Superintendent Randy Shearouse pointed out the calendar adjustments were a result of the state legislature cutting six days of funding as austerity cuts.

One graduation coach already decided to take a position elsewhere, and Shearouse said that between social workers in the schools and other employees, the duties would be covered. Cutting these positions will save $157,650.

“We want to look at all our programs and make them beneficial, and it’s tough to make these decisions,” Shearouse said. “We’d like to not make any of these decisions regarding cutting funds. I want to say that this local board is having to make these decisions, but it’s not something they brought upon themselves; it was brought upon by something different than Effingham County.”

These actions are part of the larger budget challenge addressed in a public hearing at the meeting. Shearouse explained that the state has implemented $21,381,148 in austerity cuts to the school system since 2003, including nearly $10 million in 2010.

Effingham has the 153rd largest student population out of 184 systems in Georgia, but it spends less than 80 percent of those systems. For pupil and teacher expenses, Effingham spends more than 60 percent of the systems. In general administrative and school administrative spending, the system is in the bottom 18 percent.

The superintendent’s office has projected its revenue in fiscal year 2011 to be just shy of $79 million, which is $3 million less than the final revised budget from this school year and $7 million less than the revised 2008-09 budget. The board has yet to receive a concrete number on its state funding. The 2010-11 draft budget has reduced its expectations in property tax revenue by $600,000, which may change. The draft budget also is projecting the state equalization grant to remain around $5 million, 60 percent less than the 2008-09 budget, but this may change as well.

However, next year’s draft budget expenditures are expected to be approximately $84.5 million, leaving the board to scrounge for nearly $6 million worth of cuts. Until now, they have been able to trim fat from the budget to where students and teachers barely noticed. But to save the $6 million they expect to lose, the board will have to make tough decisions.

They have decided to move pre-kindergarten from the Marlow and Central Learning Centers to their district elementary schools next year and dropped the last week of this school year. As faculty and staff have been lost through retirement and attrition, the board has not replaced them, which ultimately inflated many class sizes and pushed some teachers to spilt classes between schools.

“There were things, such as people moving around to different positions, but still folks are not losing their job based on their not having a position in the system,” Shearouse said.

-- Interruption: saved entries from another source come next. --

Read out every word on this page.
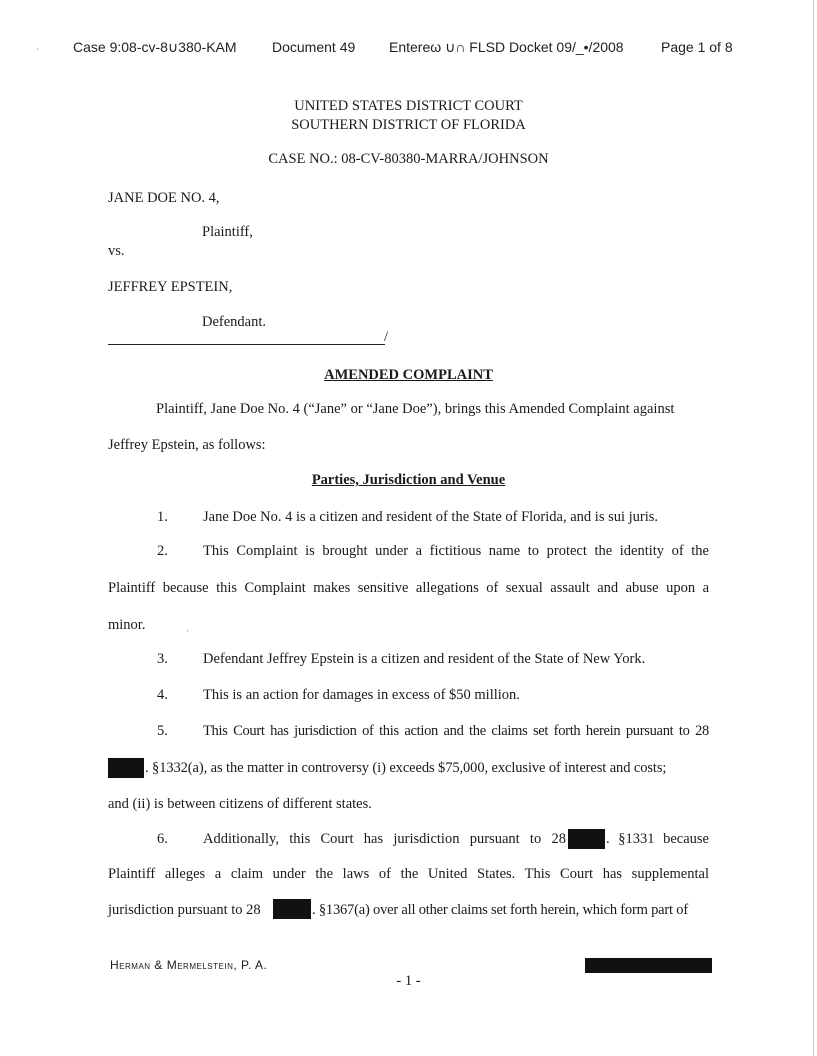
Case 9:08-cv-8∪380-KAM	Document 49 Entereω ∪∩ FLSD Docket 09/_•/2008	Page 1 of 8
UNITED STATES DISTRICT COURT
SOUTHERN DISTRICT OF FLORIDA
CASE NO.: 08-CV-80380-MARRA/JOHNSON
JANE DOE NO. 4,
Plaintiff,
vs.
JEFFREY EPSTEIN,
Defendant.
/
AMENDED COMPLAINT
Plaintiff, Jane Doe No. 4 (“Jane” or “Jane Doe”), brings this Amended Complaint against
Jeffrey Epstein, as follows:
Parties, Jurisdiction and Venue
1. Jane Doe No. 4 is a citizen and resident of the State of Florida, and is sui juris.
2. This Complaint is brought under a fictitious name to protect the identity of the
Plaintiff because this Complaint makes sensitive allegations of sexual assault and abuse upon a
minor.
3. Defendant Jeffrey Epstein is a citizen and resident of the State of New York.
4. This is an action for damages in excess of $50 million.
5. This Court has jurisdiction of this action and the claims set forth herein pursuant to 28
. §1332(a), as the matter in controversy (i) exceeds $75,000, exclusive of interest and costs;
and (ii) is between citizens of different states.
6. Additionally, this Court has jurisdiction pursuant to 28	. §1331 because
Plaintiff alleges a claim under the laws of the United States. This Court has supplemental
jurisdiction pursuant to 28	. §1367(a) over all other claims set forth herein, which form part of
Herman & Mermelstein, P. A.
- 1 -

The school board does not anticipate increasing class sizes beyond state limits. They expect to lose 27 teaching positions through attrition in addition to the abolished graduation coaches. Other budget areas under consideration for combing include eliminating extracurricular supplement payments and some assistant coach positions in athletics, reducing public library funding, cutting high school paraprofessionals, and cropping work days for custodians, paraprofessionals and nurses.

“I’m now looking at places to save thousands of dollars, and I used to look for hundreds of thousands,” Assistant Superintendent Greg Arnsdorff said earlier this week.